Mon plus grand plaisir, un livre qui m’absorbe.

 

Ce qu’il faut savoir avec moi, c’est que je suis une grande lectrice. Je lis et dévore tout ce qui me tombe sous la main. Les mots, les phrases, toutes ces lettres et symboles qui se lient, s’éloignent, s’entichent les uns des autres pour former des milliards de combinaisons différentes, et tout cela réuni dans des centaines et des milliers de messages, mots, textes, tracts, essais, romans, encyclopédies, grimoires…. Tout ceci me fascine.  Je rêve d’une bibliothèque comme dans « la belle et la bête »…

 

Lorsque je lis un livre, je me plonge dans l’histoire plus sûrement que dans une piscine. Je me laisse submerger, je passe la tête sous l’eau, je vis en apnée le temps de lire les 400 pages qui me séparent de la fin, voir plus. Le reste ne me regarde pas, ne m’intéresse pas. Je suis isolée du monde, l’histoire me happe, me couvre, me protège, me recueille en son sein.  Je plonge dans un profond sommeil éveillée.

 

Lorsque je sors de ma lecture, c’est le plus souvent, contrainte et forcée. Réveil parce que je m’étais imparti un temps, entrée intempestive de papa maman dans la chambre, alerte vessie, rappel à l’ordre de la prof de français (oui, oui, ça m’est arrivé)… Et là je me sens comme après une sieste. Reposée. Quelques fois un peu angoissée (pour les personnages que je viens d’abandonner lâchement). Mais toujours régénérée et calme. J’aime cette sensation de lire.

 

La Sensation de lire. C’est comme se plonger dans un bon bain chaud. On s’abandonne corps et âme à cette histoire qui nous dévore. On accompagne chacun des personnages, nos compagnons, nos amis, on veut leur faire partager notre intuition sur tel ou tel bonhomme, mais déjà un autre camarade arrive. On vit notre lecture.

 

Lorsque j’émerge d’une de mes Lectures, il me faut du temps pour m’en remettre. Tout au plus quelques minutes. Reprendre possession de son corps, se situer dans l’espace, bouger doucement, puis se redresser, se séparer de son cocon de Lecture. Se réveiller enfin, et s’apercevoir que le soleil a décliné, que cela fait six heures déjà et qu’il est temps de se mettre à table.

 

De telles Lectures ne sont pas rares. Mes styles de livres sont assez différents en étant tous somme toute assez semblables. Mon effet bulle (c’est aussi comme ça que je l’appelle), m’est arrivé pour pas mal de livres. Celui qui m’a fait le plus d’effets à été Cellulaire de Stephen King. J’ai commencé à onze heures (j’étais seule à la maison), je me suis levée parce que j’avais la vessie qui tiraillais. Le retour à la réalité c’est fait en douceur, mais j’étais encore pâteuse, comme après une cuite, sans le négatif. En me lavant les mains quelques minutes plus tard, j’entends ma mère qui m’appelle en bas.
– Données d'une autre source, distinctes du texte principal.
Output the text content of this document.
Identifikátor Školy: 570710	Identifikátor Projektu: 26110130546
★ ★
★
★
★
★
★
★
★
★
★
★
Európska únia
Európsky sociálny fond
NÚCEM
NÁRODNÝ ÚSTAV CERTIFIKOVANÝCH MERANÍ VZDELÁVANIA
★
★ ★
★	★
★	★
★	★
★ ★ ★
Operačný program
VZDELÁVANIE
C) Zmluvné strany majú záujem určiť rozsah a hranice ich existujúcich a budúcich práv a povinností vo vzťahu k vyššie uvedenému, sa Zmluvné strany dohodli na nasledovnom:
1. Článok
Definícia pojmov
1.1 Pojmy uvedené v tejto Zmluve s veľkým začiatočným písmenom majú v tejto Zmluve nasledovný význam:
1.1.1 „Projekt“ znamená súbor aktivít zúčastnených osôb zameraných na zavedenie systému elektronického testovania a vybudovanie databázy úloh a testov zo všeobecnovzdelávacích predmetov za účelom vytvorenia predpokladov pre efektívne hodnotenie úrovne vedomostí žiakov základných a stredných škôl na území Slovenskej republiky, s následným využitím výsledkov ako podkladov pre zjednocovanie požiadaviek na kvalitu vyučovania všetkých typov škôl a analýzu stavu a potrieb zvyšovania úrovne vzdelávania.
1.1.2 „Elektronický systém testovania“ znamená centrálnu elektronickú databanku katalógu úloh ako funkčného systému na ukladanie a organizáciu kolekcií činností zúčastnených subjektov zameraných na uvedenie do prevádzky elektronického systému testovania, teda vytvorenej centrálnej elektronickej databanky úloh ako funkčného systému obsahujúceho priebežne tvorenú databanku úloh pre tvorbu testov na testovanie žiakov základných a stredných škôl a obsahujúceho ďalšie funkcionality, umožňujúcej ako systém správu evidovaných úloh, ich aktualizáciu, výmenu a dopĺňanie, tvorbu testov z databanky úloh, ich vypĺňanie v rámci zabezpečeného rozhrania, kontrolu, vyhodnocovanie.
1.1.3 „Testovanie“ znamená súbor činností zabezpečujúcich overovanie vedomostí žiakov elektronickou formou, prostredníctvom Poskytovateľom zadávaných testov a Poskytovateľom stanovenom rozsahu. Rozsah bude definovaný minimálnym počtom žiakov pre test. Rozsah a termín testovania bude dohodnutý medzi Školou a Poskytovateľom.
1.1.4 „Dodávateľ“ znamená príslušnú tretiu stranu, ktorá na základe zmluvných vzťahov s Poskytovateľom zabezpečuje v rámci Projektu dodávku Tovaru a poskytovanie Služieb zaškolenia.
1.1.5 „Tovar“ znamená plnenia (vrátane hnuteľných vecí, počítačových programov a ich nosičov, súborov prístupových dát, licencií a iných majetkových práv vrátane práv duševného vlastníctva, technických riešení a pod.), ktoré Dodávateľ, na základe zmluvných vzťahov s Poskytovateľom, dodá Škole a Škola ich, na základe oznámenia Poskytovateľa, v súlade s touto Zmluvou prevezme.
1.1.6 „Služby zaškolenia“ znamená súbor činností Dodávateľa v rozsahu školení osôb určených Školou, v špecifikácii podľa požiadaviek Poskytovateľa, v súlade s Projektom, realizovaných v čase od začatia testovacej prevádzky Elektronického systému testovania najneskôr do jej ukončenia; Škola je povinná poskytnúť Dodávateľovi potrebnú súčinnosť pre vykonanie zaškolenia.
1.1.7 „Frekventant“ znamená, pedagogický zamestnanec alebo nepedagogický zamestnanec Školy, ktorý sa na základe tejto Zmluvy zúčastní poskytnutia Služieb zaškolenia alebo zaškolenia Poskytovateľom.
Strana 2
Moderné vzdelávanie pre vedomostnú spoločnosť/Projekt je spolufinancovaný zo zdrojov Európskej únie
Je descends. Elle avait été faire les courses en sortant du travail. Il était plus de dix huit heures.

 

Cet effet là se produit aussi souvent en cours de français, en fait, il suffit que j’aie un livre à la main. Sartre, Musset, Montesquieu. Et je lis vite. J’ai tendance à ne pas aimer qu’on lise en même temps que moi. A la limite, quelqu’un qui lis un texte que je n’ai pas… Mais une distribution, puis une lecture en classe… Là j’ai du mal. Bon, je distance très souvent le lecteur désigné, c’est pour ça que je suis un peu perdue souvent. Mais quel plaisir de découvrir un texte par soi même et non par la voix d’un autre….

 

Pour en revenir à la matrice même de ce texte, un livre est une entité vivante. Une entité que j’aime et qui m’aide à assouvir cette passion de lire, de titiller mon imaginaire, de renforcer ma mémoire.

 

Tiens, je crois avoir une idée. Une bonne bonne idée cette fois. Je vais faire une liste de tous les livres que j’ai lu, et tenter d’en faire un petit résumé (à part, au cas où). Peut être pourra-t-on ainsi échanger cher lecteur, sur ce plaisir qu’est la lecture. Avec un grand L.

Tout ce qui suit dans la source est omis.